Games Workshop has now released its interim results for the year ending 2016.
Revenues declined when compared to the first half of last year (although there was a modest increase on a constant currency basis) as a £451K growth in trade revenue and a £254K increase in mail order revenue was more than offset by a £1.9M decline in retail revenue. Depreciation was somewhat higher but amortisation fell by £600K along with other cost of sales but this was not enough to prevent a £520K fall in gross profits. We then see a £345K improvement in redundancy costs offset by a £321K increase in property provisions and a £123K growth in other cost of sales but due to an £825K increase in royalty income, the operating profit was flat. After a £137K reduction in the tax charge, the profit for the half year came in at £4.8M, an increase of £139K year on year.
When compared to the end point of last year, total assets declined by £1.3M driven by a £4.8M fall in cash, partially offset by a £1.8M growth in inventories and a £1.1M increase in intangible assets. Total liabilities increased modestly as a £516K growth in the current tax liability was offset by a £576K fall in payables. The end result is a net tangible asset level of £39.2M, a decrease of £2.6M over the past six months.
Before movements in working capital, cash profits increased by £1.1M to £11.7M. This was eroded somewhat by a growth in working capital requirements but after a decline in tax paid, the net cash from operations was £7.7M, a growth of £1.2M year on year. The group spent £2.6M on fixed tangible assets, £2.2M on product development and £1.5M on software which gave a few cash flow of £1.4M. This was nowhere near enough to cover the £6.4M paid out in dividends so that the cash outflow for the half year was £4.8M and the cash level at the period-end was £7.8M.
Overall, the fall in operating profits was almost entirely due to currency difference which accounted for a loss of £900K during the period. On a constant currency basis, profits were broadly flat.
Within the Trade division, there was an increase in revenue in Europe, North America and Asia with declines in Australia and non-core trade. The operating profit in the division was £5.8M, a decline of £188K year on year. During the period, the net number of trade outlets increased by 61 accounts and to broaden the core trade products reach, a small new product range has been designed and distribution agents have been signed up to sell the product to North America.
Within the Retail division, there was in increase in non-core revenue but declines in all other areas due to adverse currency effects, although North America and Asia were both nearly the same year on year. The operating loss in the division was £2.5M, a deterioration of £1.4M when compared to the first half of last year. The group opened 22 one man stores and three multi-man stores in the period. They also started their trial of four multi man format stores in high footfall locations in Sydney, Munich, Paris and Copenhagen. After closing 13 stores the total number of stores at the period-end was 430.
Within the Mail Order division, there was a strong growth in Citadel and Forge World revenue, partially offset by a decline in non-core revenue due to falls in sales in digital, export and the book trades. The operating profit in the division was £6.2M, an increase of £297K year on year. The group did well to increase royalties, more than doubling to £1.5M during the period, and the operating profit in the Product and Supply division was £4.1M, a growth of £601K when compared to the first half of 2015.

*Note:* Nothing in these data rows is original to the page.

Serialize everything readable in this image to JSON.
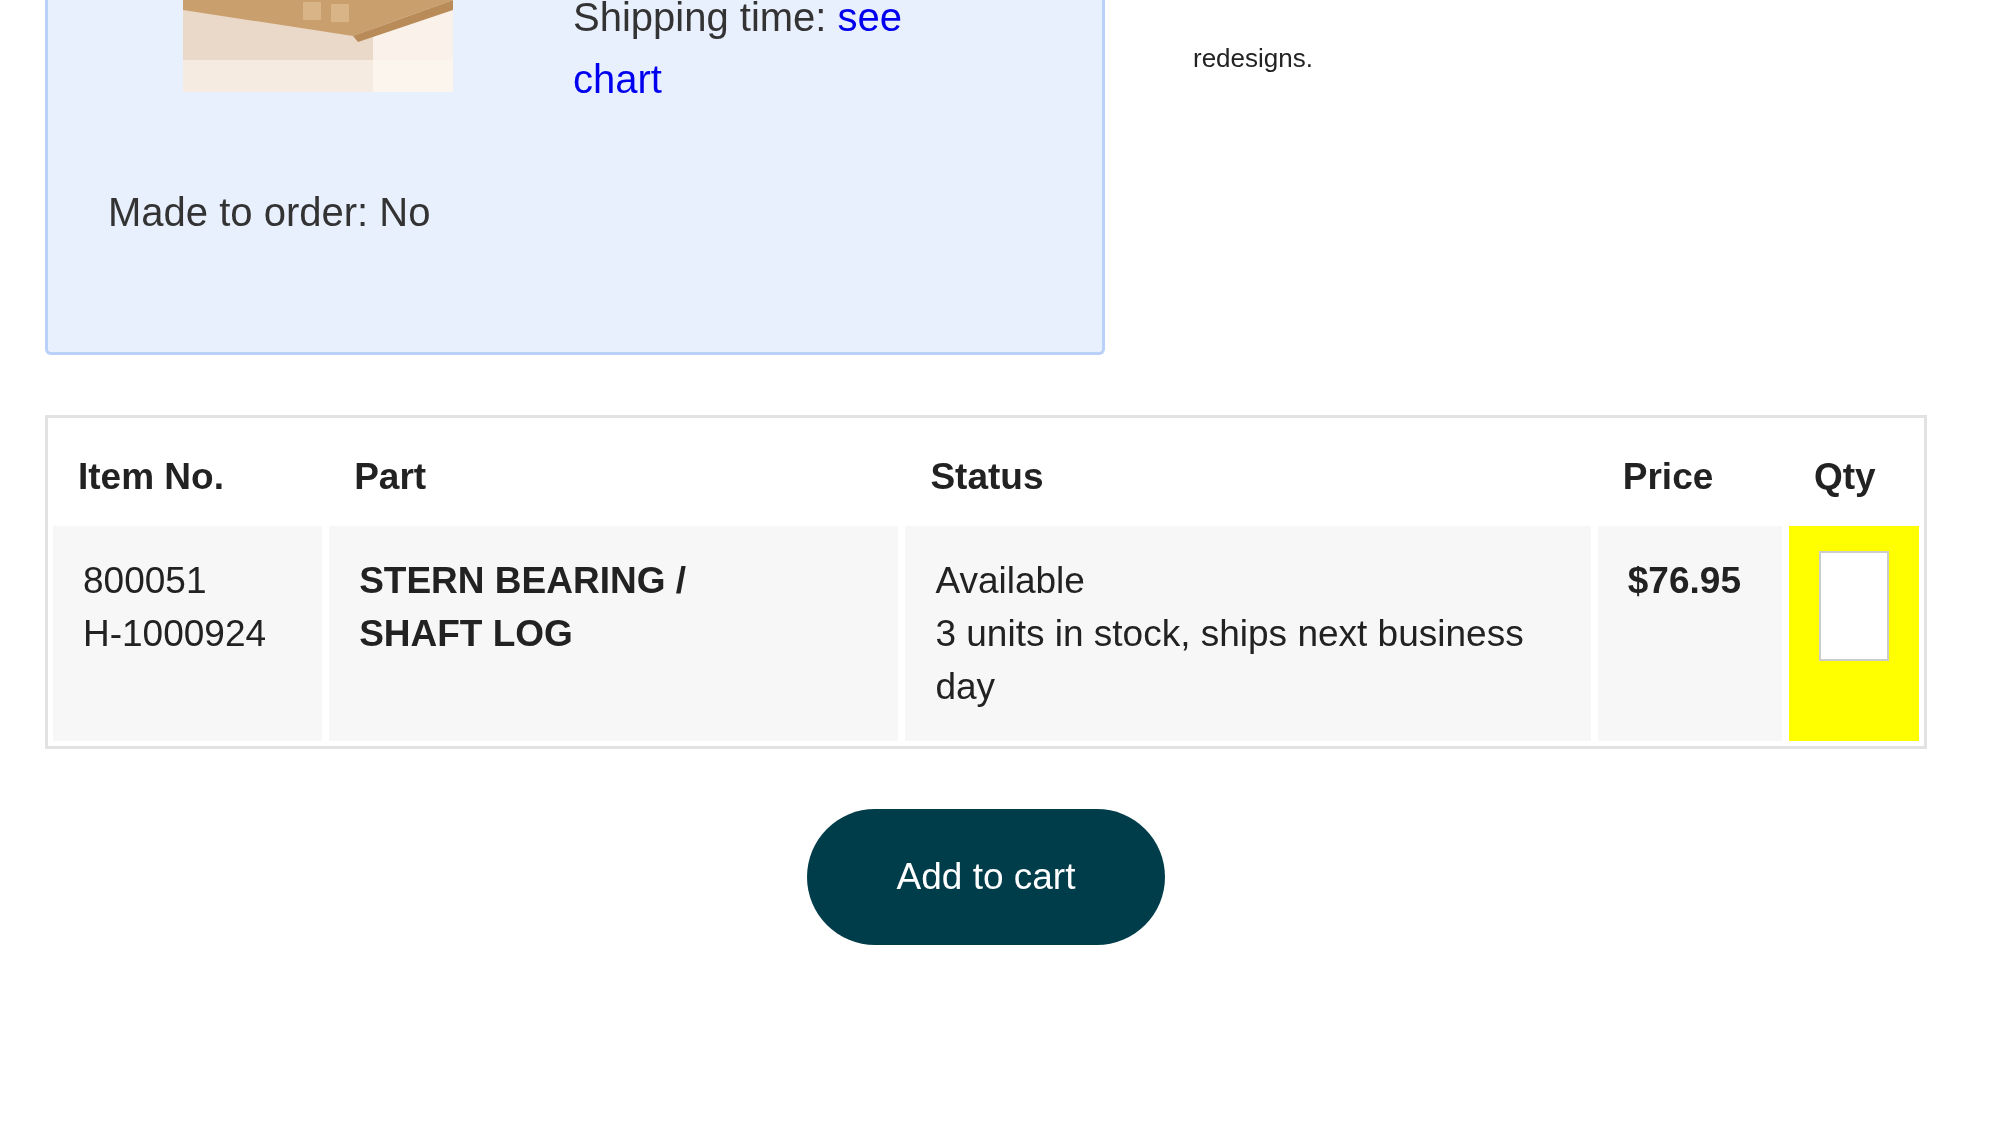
{
  "product_card": {
    "shipping_label": "Shipping time:",
    "shipping_link": [
      "see",
      "chart"
    ],
    "made_to_order": "Made to order: No"
  },
  "side_note": "redesigns.",
  "table": {
    "columns": [
      "Item No.",
      "Part",
      "Status",
      "Price",
      "Qty"
    ],
    "rows": [
      {
        "item_no": [
          "800051",
          "H-1000924"
        ],
        "part": "STERN BEARING / SHAFT LOG",
        "status": [
          "Available",
          "3 units in stock, ships next business day"
        ],
        "price": "$76.95"
      }
    ]
  },
  "add_button": "Add to cart"
}
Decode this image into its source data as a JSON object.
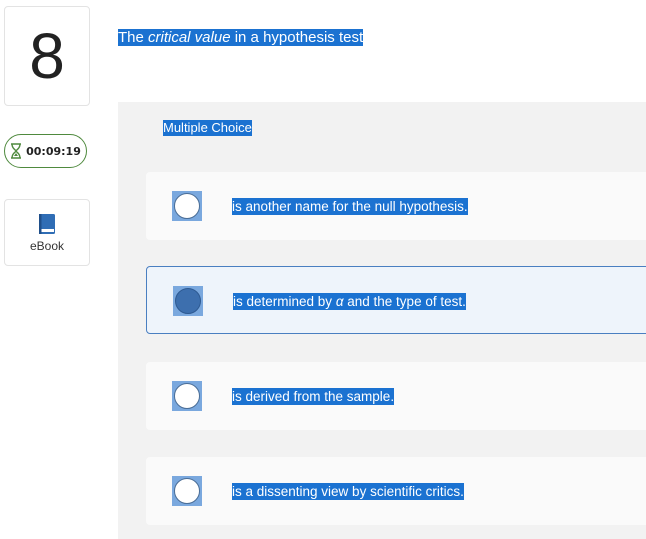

At the period-end, the group has capital expenditure contracted for but not yet incurred of £867K which included the replacement of the local area network in Nottingham and tooling & machinery spend. Recent projects include the European ERP system replacement which remains on track, the Forge World mail order store which was launched in August, and the Mail order warehouse system replacement which has been postponed until after the busy December trading period.
December sales were below expectations across the group and at this stage in the year, internal projections indicate that pre-tax profit for the year as a whole unlikely to exceed £16M.
Overall this has been a mixed half year period for the group. Profits did increase, but this was attributable to a fall in tax and pre-tax profits were flat year on year. Net assets declined over the period but the operating cash flow improved, although due to higher capex, the free cash flow was flat and not enough to cover the dividends. The main issue actually seems to have been adverse forex movements without which, profit would have been much improved. The operating profit in the trade business fell, and the losses increased in the retail business.
Performance was better in the mail order business along with the product and supply division, and there was a strong increase in royalty income.
Unfortunately the second half of the year has not started well with December sales below expectations so I will not be buying shares until this improves.
On the 6th June the group released a trading update covering the year ended 2016. The board expect profit to be slightly above market expectations due to earning more licensing income than expected. Over the year, sales have been largely flat year on year, however. Strangely this update led to Peel Hunt lowering its prediction for profit which has thoroughly confused me!